Un homme passant devant une affiche du président de l’Autorité palestinienne Mahmoud Abbas dans le camp de réfugiés palestiniens de Chatila à Beyrouth, le 7 février 2024. Photo João Sousa/L’Orient-Le Jour
Le nouvel ambassadeur palestinien au Liban, Mohammad el-Assaad, nommé il y a un mois, devrait arriver à Beyrouth dimanche 17 août afin d'examiner le dossier du désarmement des camps palestiniens à travers le territoire libanais, rapporte lundi l'agence d'information al-Markaziya, alors que le communauté internationale, et au premier chef les États-Unis, presse pour que l'État libanais désarme le Hezbollah et les autres milices sur l'ensemble de son territoire. L'Orient-Le Jour n'était pas en mesure de confirmer dans l'immédiat cette information de manière indépendante.
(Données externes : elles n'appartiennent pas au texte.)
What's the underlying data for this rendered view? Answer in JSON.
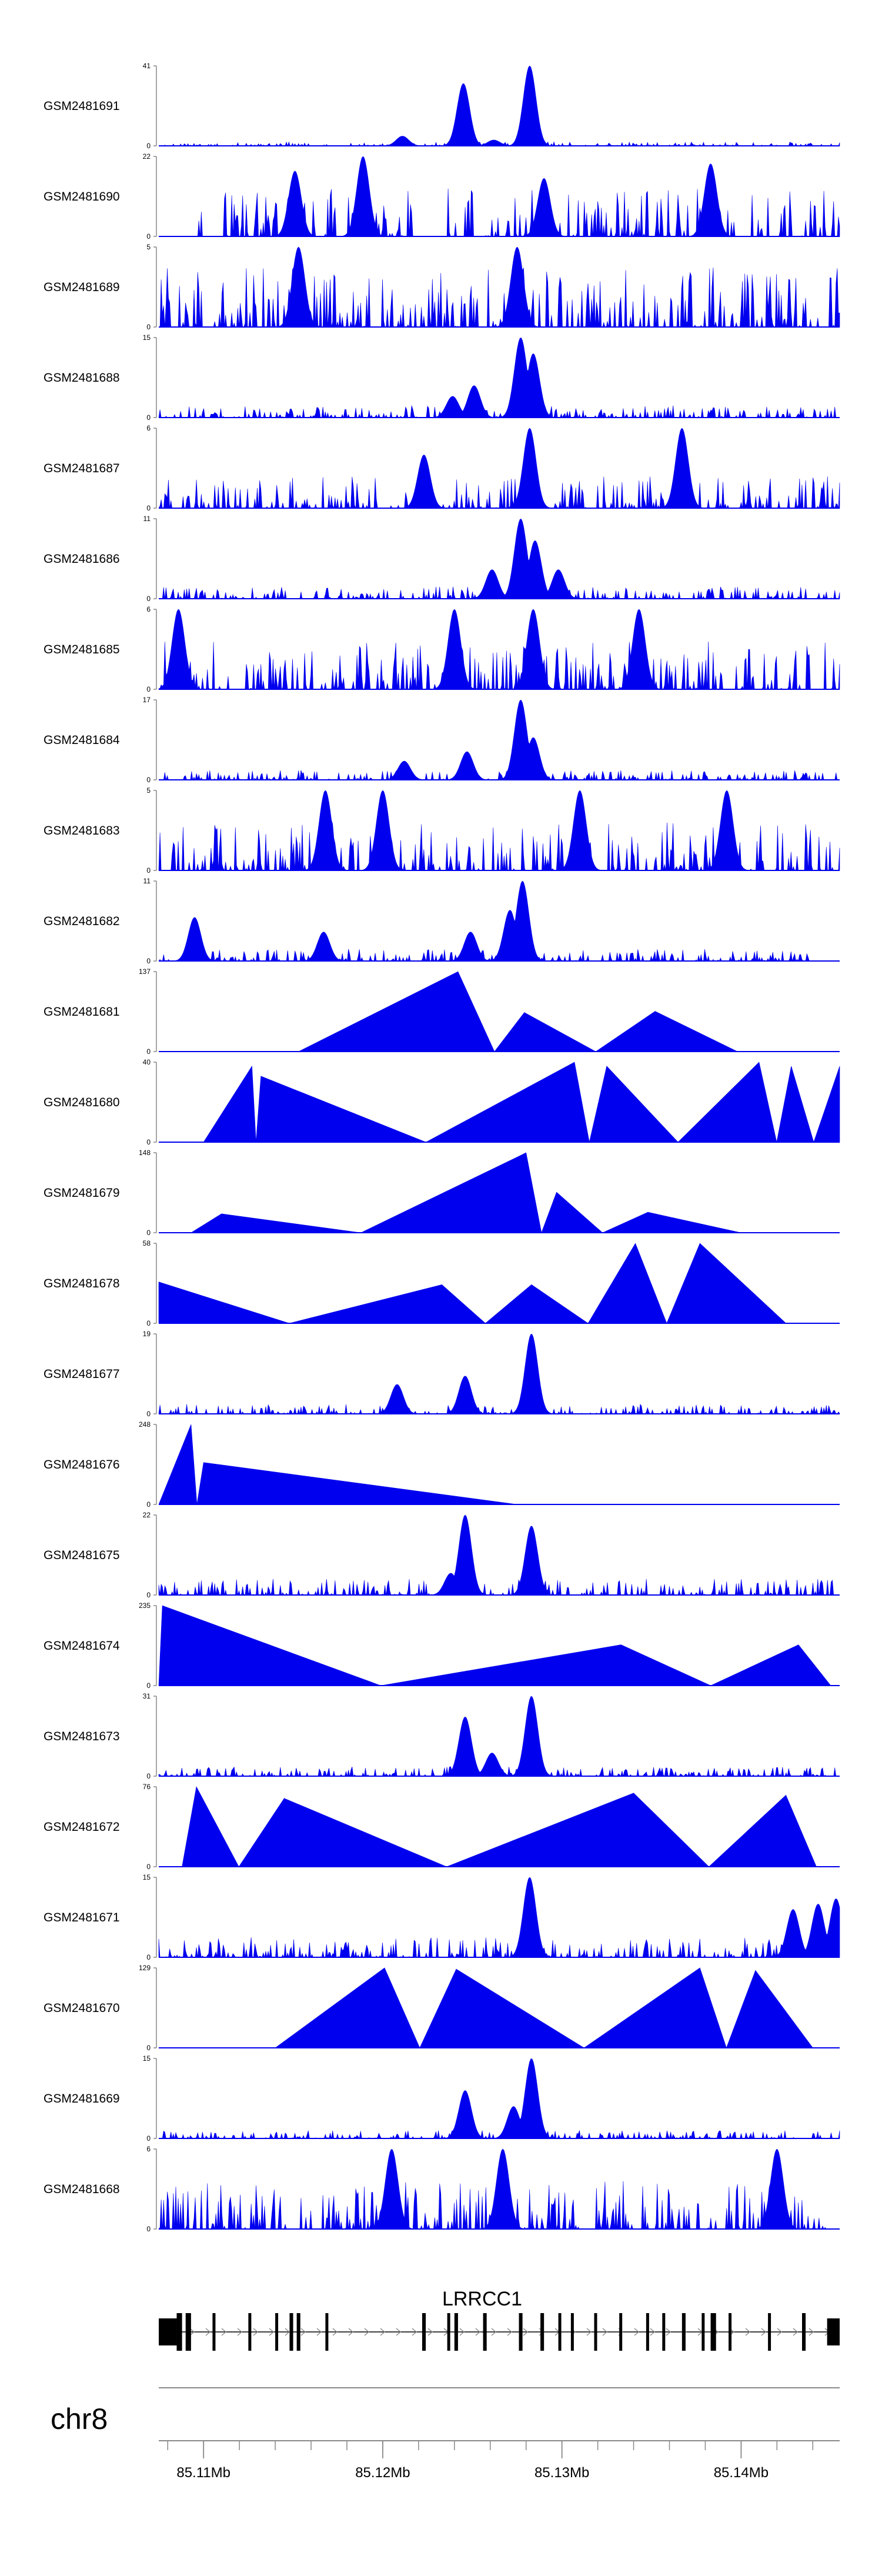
{
  "chart_data": {
    "type": "area",
    "title": "",
    "chromosome": "chr8",
    "x_unit": "Mb",
    "xlim": [
      85.1075,
      85.1455
    ],
    "ticks": [
      85.11,
      85.12,
      85.13,
      85.14
    ],
    "tick_labels": [
      "85.11Mb",
      "85.12Mb",
      "85.13Mb",
      "85.14Mb"
    ],
    "color": "#0000ee",
    "gene": {
      "name": "LRRCC1",
      "start": 85.1075,
      "end": 85.1455,
      "strand": "+",
      "exons": [
        [
          85.1075,
          85.1085
        ],
        [
          85.1085,
          85.1088
        ],
        [
          85.109,
          85.1093
        ],
        [
          85.1105,
          85.1106
        ],
        [
          85.1125,
          85.1126
        ],
        [
          85.114,
          85.1141
        ],
        [
          85.1148,
          85.115
        ],
        [
          85.1152,
          85.1154
        ],
        [
          85.1168,
          85.1169
        ],
        [
          85.1222,
          85.1224
        ],
        [
          85.1236,
          85.1237
        ],
        [
          85.124,
          85.1242
        ],
        [
          85.1256,
          85.1258
        ],
        [
          85.1276,
          85.1278
        ],
        [
          85.1288,
          85.129
        ],
        [
          85.1298,
          85.1299
        ],
        [
          85.1305,
          85.1306
        ],
        [
          85.1318,
          85.1319
        ],
        [
          85.1332,
          85.1333
        ],
        [
          85.1347,
          85.1348
        ],
        [
          85.1356,
          85.1357
        ],
        [
          85.1367,
          85.1369
        ],
        [
          85.1378,
          85.1379
        ],
        [
          85.1383,
          85.1386
        ],
        [
          85.1393,
          85.1394
        ],
        [
          85.1415,
          85.1416
        ],
        [
          85.1434,
          85.1436
        ],
        [
          85.1448,
          85.1455
        ]
      ]
    },
    "tracks": [
      {
        "name": "GSM2481691",
        "ymax": 41,
        "peaks": [
          [
            85.1245,
            32
          ],
          [
            85.1282,
            41
          ],
          [
            85.1211,
            5
          ],
          [
            85.1262,
            3
          ]
        ],
        "noise": 0.05,
        "gaps": []
      },
      {
        "name": "GSM2481690",
        "ymax": 22,
        "peaks": [
          [
            85.1151,
            18
          ],
          [
            85.1189,
            22
          ],
          [
            85.1383,
            20
          ],
          [
            85.129,
            16
          ]
        ],
        "noise": 0.6,
        "gaps": [
          [
            85.1075,
            85.1095
          ],
          [
            85.1218,
            85.1236
          ],
          [
            85.1396,
            85.1405
          ]
        ]
      },
      {
        "name": "GSM2481689",
        "ymax": 5,
        "peaks": [
          [
            85.1153,
            5
          ],
          [
            85.1275,
            5
          ]
        ],
        "noise": 0.75,
        "gaps": []
      },
      {
        "name": "GSM2481688",
        "ymax": 15,
        "peaks": [
          [
            85.1277,
            15
          ],
          [
            85.1284,
            12
          ],
          [
            85.1251,
            6
          ],
          [
            85.1239,
            4
          ]
        ],
        "noise": 0.15,
        "gaps": []
      },
      {
        "name": "GSM2481687",
        "ymax": 6,
        "peaks": [
          [
            85.1282,
            6
          ],
          [
            85.1367,
            6
          ],
          [
            85.1223,
            4
          ]
        ],
        "noise": 0.4,
        "gaps": []
      },
      {
        "name": "GSM2481686",
        "ymax": 11,
        "peaks": [
          [
            85.1277,
            11
          ],
          [
            85.1285,
            8
          ],
          [
            85.1261,
            4
          ],
          [
            85.1298,
            4
          ]
        ],
        "noise": 0.15,
        "gaps": []
      },
      {
        "name": "GSM2481685",
        "ymax": 6,
        "peaks": [
          [
            85.1086,
            6
          ],
          [
            85.124,
            6
          ],
          [
            85.1284,
            6
          ],
          [
            85.1343,
            6
          ]
        ],
        "noise": 0.6,
        "gaps": []
      },
      {
        "name": "GSM2481684",
        "ymax": 17,
        "peaks": [
          [
            85.1277,
            17
          ],
          [
            85.1284,
            9
          ],
          [
            85.1247,
            6
          ],
          [
            85.1212,
            4
          ]
        ],
        "noise": 0.12,
        "gaps": []
      },
      {
        "name": "GSM2481683",
        "ymax": 5,
        "peaks": [
          [
            85.1168,
            5
          ],
          [
            85.12,
            5
          ],
          [
            85.131,
            5
          ],
          [
            85.1392,
            5
          ]
        ],
        "noise": 0.6,
        "gaps": []
      },
      {
        "name": "GSM2481682",
        "ymax": 11,
        "peaks": [
          [
            85.1278,
            11
          ],
          [
            85.1271,
            7
          ],
          [
            85.1249,
            4
          ],
          [
            85.1167,
            4
          ],
          [
            85.1095,
            6
          ]
        ],
        "noise": 0.15,
        "gaps": [
          [
            85.144,
            85.1455
          ]
        ]
      },
      {
        "name": "GSM2481681",
        "ymax": 137,
        "peaks": [
          [
            85.1242,
            137
          ],
          [
            85.1279,
            67
          ],
          [
            85.1352,
            69
          ]
        ],
        "noise": 0,
        "gaps": [
          [
            85.1075,
            85.1153
          ],
          [
            85.1398,
            85.1455
          ]
        ],
        "mode": "triangles"
      },
      {
        "name": "GSM2481680",
        "ymax": 40,
        "peaks": [
          [
            85.1127,
            38
          ],
          [
            85.1132,
            33
          ],
          [
            85.1307,
            40
          ],
          [
            85.1325,
            38
          ],
          [
            85.141,
            40
          ],
          [
            85.1428,
            38
          ],
          [
            85.1455,
            38
          ]
        ],
        "noise": 0,
        "gaps": [
          [
            85.1075,
            85.11
          ]
        ],
        "mode": "triangles"
      },
      {
        "name": "GSM2481679",
        "ymax": 148,
        "peaks": [
          [
            85.111,
            35
          ],
          [
            85.128,
            148
          ],
          [
            85.1297,
            75
          ],
          [
            85.1348,
            38
          ]
        ],
        "noise": 0,
        "gaps": [
          [
            85.1075,
            85.1093
          ],
          [
            85.14,
            85.1455
          ]
        ],
        "mode": "triangles"
      },
      {
        "name": "GSM2481678",
        "ymax": 58,
        "peaks": [
          [
            85.1075,
            30
          ],
          [
            85.1233,
            28
          ],
          [
            85.1283,
            28
          ],
          [
            85.1341,
            58
          ],
          [
            85.1377,
            58
          ]
        ],
        "noise": 0,
        "gaps": [
          [
            85.1425,
            85.1455
          ]
        ],
        "mode": "triangles"
      },
      {
        "name": "GSM2481677",
        "ymax": 19,
        "peaks": [
          [
            85.1283,
            19
          ],
          [
            85.1246,
            9
          ],
          [
            85.1208,
            7
          ]
        ],
        "noise": 0.12,
        "gaps": []
      },
      {
        "name": "GSM2481676",
        "ymax": 248,
        "peaks": [
          [
            85.1093,
            248
          ],
          [
            85.11,
            130
          ]
        ],
        "noise": 0,
        "gaps": [
          [
            85.1275,
            85.1455
          ]
        ],
        "mode": "triangles"
      },
      {
        "name": "GSM2481675",
        "ymax": 22,
        "peaks": [
          [
            85.1246,
            22
          ],
          [
            85.1283,
            19
          ],
          [
            85.1238,
            6
          ]
        ],
        "noise": 0.2,
        "gaps": []
      },
      {
        "name": "GSM2481674",
        "ymax": 235,
        "peaks": [
          [
            85.1077,
            235
          ],
          [
            85.1333,
            120
          ],
          [
            85.1432,
            120
          ]
        ],
        "noise": 0,
        "gaps": [
          [
            85.145,
            85.1455
          ]
        ],
        "mode": "triangles"
      },
      {
        "name": "GSM2481673",
        "ymax": 31,
        "peaks": [
          [
            85.1246,
            23
          ],
          [
            85.1283,
            31
          ],
          [
            85.1261,
            9
          ]
        ],
        "noise": 0.12,
        "gaps": []
      },
      {
        "name": "GSM2481672",
        "ymax": 76,
        "peaks": [
          [
            85.1096,
            76
          ],
          [
            85.1145,
            65
          ],
          [
            85.134,
            70
          ],
          [
            85.1425,
            68
          ]
        ],
        "noise": 0,
        "gaps": [
          [
            85.1075,
            85.1088
          ],
          [
            85.1442,
            85.1455
          ]
        ],
        "mode": "triangles"
      },
      {
        "name": "GSM2481671",
        "ymax": 15,
        "peaks": [
          [
            85.1282,
            15
          ],
          [
            85.1429,
            9
          ],
          [
            85.1443,
            10
          ],
          [
            85.1453,
            11
          ]
        ],
        "noise": 0.25,
        "gaps": []
      },
      {
        "name": "GSM2481670",
        "ymax": 129,
        "peaks": [
          [
            85.1201,
            129
          ],
          [
            85.1241,
            127
          ],
          [
            85.1377,
            129
          ],
          [
            85.1408,
            125
          ]
        ],
        "noise": 0,
        "gaps": [
          [
            85.1075,
            85.114
          ],
          [
            85.144,
            85.1455
          ]
        ],
        "mode": "triangles"
      },
      {
        "name": "GSM2481669",
        "ymax": 15,
        "peaks": [
          [
            85.1283,
            15
          ],
          [
            85.1246,
            9
          ],
          [
            85.1273,
            6
          ]
        ],
        "noise": 0.1,
        "gaps": []
      },
      {
        "name": "GSM2481668",
        "ymax": 6,
        "peaks": [
          [
            85.1205,
            6
          ],
          [
            85.1267,
            6
          ],
          [
            85.142,
            6
          ]
        ],
        "noise": 0.6,
        "gaps": [
          [
            85.1448,
            85.1455
          ]
        ]
      }
    ]
  }
}
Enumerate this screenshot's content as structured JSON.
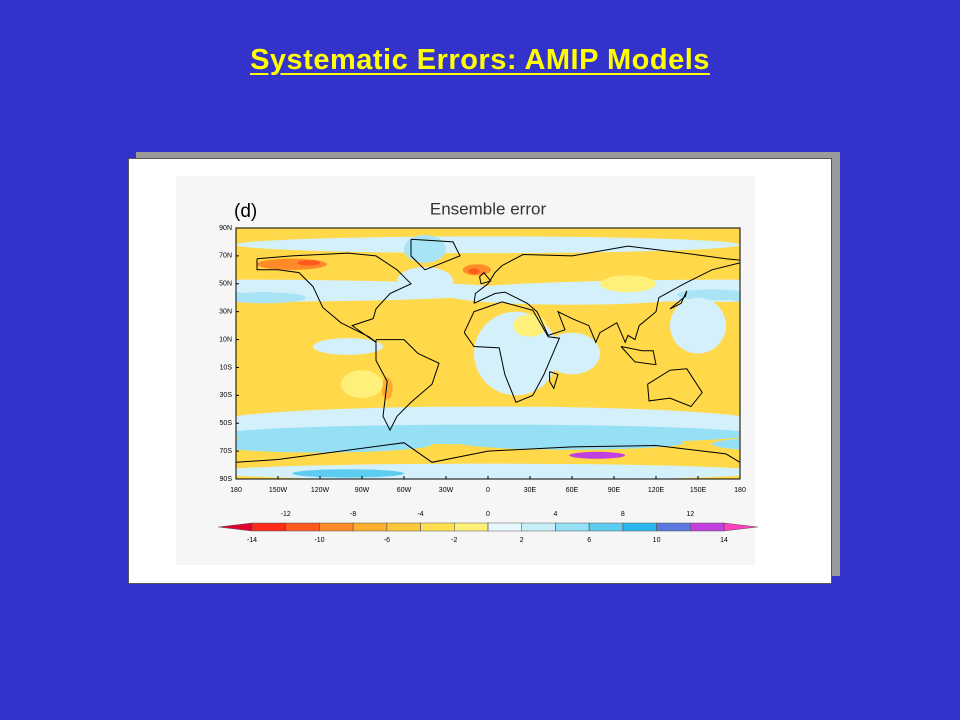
{
  "title": "Systematic Errors: AMIP Models",
  "map": {
    "panel_label": "(d)",
    "title": "Ensemble error",
    "lat_labels": [
      "90N",
      "70N",
      "50N",
      "30N",
      "10N",
      "10S",
      "30S",
      "50S",
      "70S",
      "90S"
    ],
    "lon_labels": [
      "180",
      "150W",
      "120W",
      "90W",
      "60W",
      "30W",
      "0",
      "30E",
      "60E",
      "90E",
      "120E",
      "150E",
      "180"
    ],
    "colorbar": {
      "levels": [
        -14,
        -12,
        -10,
        -8,
        -6,
        -4,
        -2,
        0,
        2,
        4,
        6,
        8,
        10,
        12,
        14
      ],
      "colors": [
        "#e00030",
        "#ff2a1a",
        "#ff5a1e",
        "#ff8a28",
        "#ffae30",
        "#ffc83c",
        "#ffe050",
        "#fff07a",
        "#e8f8ff",
        "#c8eefa",
        "#96e0f6",
        "#5ccdf0",
        "#28b8ec",
        "#5a78e0",
        "#c040e0",
        "#ff40c0"
      ]
    }
  }
}
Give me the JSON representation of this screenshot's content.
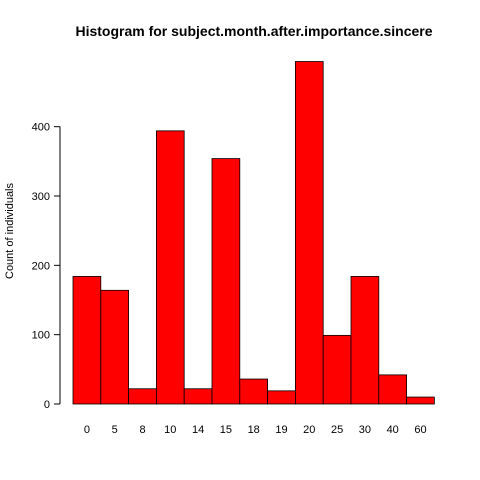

Alors que le calendrier pour le désarmement du Hezbollah a été annoncé lors de deux Conseil des ministres la semaine passée, celui des camps palestiniens l'avait été fin mai, à la faveur d'une visite du président de l'Autorité palestinienne, Mahmoud Abbas à Beyrouth, et devait débuter le 16 juin, mais ce démantèlement a été reporté sine die dans la foulée de la guerre entre Israël et l’Iran, du 13 au 24 juin. Il était prévu que le démantèlement de l’arsenal des factions palestiniennes débute par les camps proches de la capitale, où la présence des armes est (très) limitée, avant les camps du Nord et enfin, étape la plus délicate, les camps du Sud, dont celui de Aïn el-Héloué, près de Saïda, qui abrite une multitude de factions armées rivales.
Par ailleurs, des divergences au sein du Fateh, qui exerce le pouvoir depuis 1994 en tant que force dominante au sein de l’OLP (Organisation de libération de la Palestine), dont Mahmoud Abbas est à la tête depuis 2004, compliquent la donne. C'est dans ce cadre que Mohammad el-Assaad a remplacé l'ancien ambassadeur Achraf Dabbour, démis de ses fonctions.
« Les contacts (entre le gouvernement libanais, à travers le Comité de dialogue libano-palestinien, et les groupements de l’OLP) sont en cours. Mais les Palestiniens ont demandé un délai pour régler les problèmes internes du Fateh à la suite de certaines décisions de Mahmoud Abbas (dont celle à l’encontre de M. Dabbour) avant de relancer ce dialogue », avait confié à L'Orient-Le Jour une source proche du gouvernement le 11 juillet dernier. Au-delà des dissensions au sein du Fateh, les regards demeurent rivés sur les factions qui ne lui sont pas affiliées à l’OLP, notamment le Hamas et le Jihad islamique pro-iranien, dont la position demeure ambiguë.
M. Assaad a été ambassadeur de Palestine en Ukraine en 2009 et 2010 et occupait le poste d'ambassadeur en Mauritanie depuis le 1er avril 2021.